Last week, Cindy and I visited, for the first time, my son and his family in Boston. They moved there not more than three weeks ago, so to say we were anxious to see them is an understatement. I spent nearly all my time, playing with my two grandchildren, ages six and two and had the time of my life. Day one, Cindy and I took them to the beach at a beautiful park outside the city and spent nearly the entire five hours in the water, posing as everything from a whale to a steamboat. They both showed me with great pride how much progress they had made in learning to swim and were rewarded for their efforts with ice cream and popsicles when the ice cream truck came by ringing his bell. To say the least, a good time was had by all.

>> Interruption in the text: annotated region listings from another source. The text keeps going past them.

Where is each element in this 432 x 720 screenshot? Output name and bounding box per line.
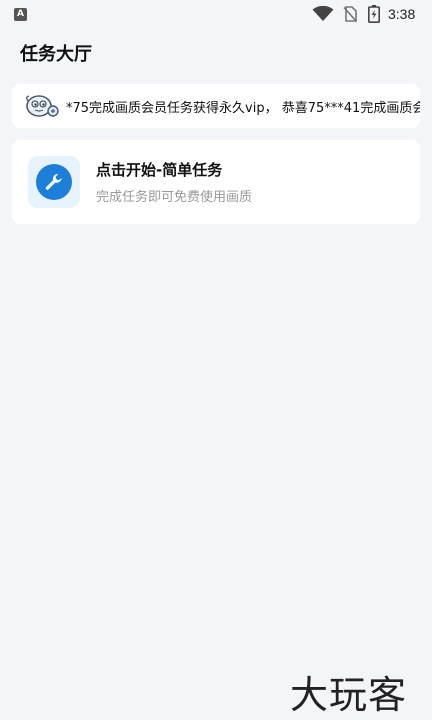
- mascot-icon: [26, 95, 59, 117]
- watermark-logo: 大玩客: [290, 673, 408, 717]
- wrench-icon: [45, 174, 62, 190]
- wifi-icon: [312, 6, 334, 21]
- task-icon-badge: [36, 164, 72, 200]
- app-notification-icon: A: [14, 8, 27, 21]
- no-sim-icon: [343, 6, 357, 22]
- status-bar: A 3:38: [0, 0, 432, 28]
- task-title: 点击开始-简单任务: [96, 161, 223, 179]
- status-time: 3:38: [388, 6, 416, 22]
- task-subtitle: 完成任务即可免费使用画质: [96, 190, 253, 205]
- task-card-simple[interactable]: 点击开始-简单任务 完成任务即可免费使用画质: [12, 140, 420, 224]
- page-title: 任务大厅: [20, 44, 92, 65]
- notice-text: *75完成画质会员任务获得永久vip， 恭喜75***41完成画质会: [66, 101, 420, 116]
- notice-marquee: *75完成画质会员任务获得永久vip， 恭喜75***41完成画质会: [12, 84, 420, 128]
- battery-charging-icon: [368, 5, 380, 23]
- task-icon-tile: [28, 156, 80, 208]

The whole experience got me thinking about how most people react after having accepted Christ as their Savior and granted access to paradise. Now I know it can be a very emotional experience, it was for me and I asked all the questions you may have asked, such as, “Why me?” or “Now what?” But I have to say that there was nothing child like in my response. Yet in Matthew 19:13-15, Jesus tells his disciples, after they had rebuked some folks for bringing children to Him for His blessing, “Let the little children come to me, and do not hinder them, for the kingdom of heaven belongs to such as these.” I have read many interpretations and heard numerous expositions about these few verses, but what struck me when I read them on the way home from Boston was, where does it say that following Christ can’t be Fun? Fun is not necessarily frivolous or sinful and is certainly the experience most often sought by children of all ages. Have you ever noticed that it’s when we get older that the “fun” we often seek and chase after is no longer innocent, but instead sinful by most anyone’s definition.
We often speak of joy, peace and satisfaction but never the pure enjoyment of coming into the presence of God, through His Son, Jesus. I heard a preacher once say that “having fun is the work of Satan” and it can be. It all depends on what you are having fun at! Laughter and joy are as connected to one another as weeping and grief and since the apostle Paul clearly teaches us that what grows from the presence of the Holy Spirit, is Joy, then wholesome fun and laughter must also be part of God’s plan for the life of the believer (Galatians 5:22). Remember that it takes more effort to frown than to smile and the only tears you shed when you laugh till you cry, are tears of joy.
If you want to be a witness to others of what God has done for you, through His Son Jesus, then wipe the pious look off your face and replace it with a smile. What I mean is that a life with Christ doesn’t mean you have to put your sense of humor and your innate desire for pure fun and enjoyment away. Instead, let it out for all to see and hear, more than likely you will receive a more willing ear when you tell them why you are so happy with your new life in Christ. Tell them about the ice cream and popsicles, your reward for following and growing in Christ and doing His work. Continue to practice your strokes in the “river of life” that God has provided for you, and teach others that Jesus is the “living water” and that He can and will bring them joy and laughter, much like that of a child (Revelation 20:1, John 7:38).
Tool #291 Bring joy, laughter and fun into your home and leave the anger, anxiety and long faces outside in the world, where they belong.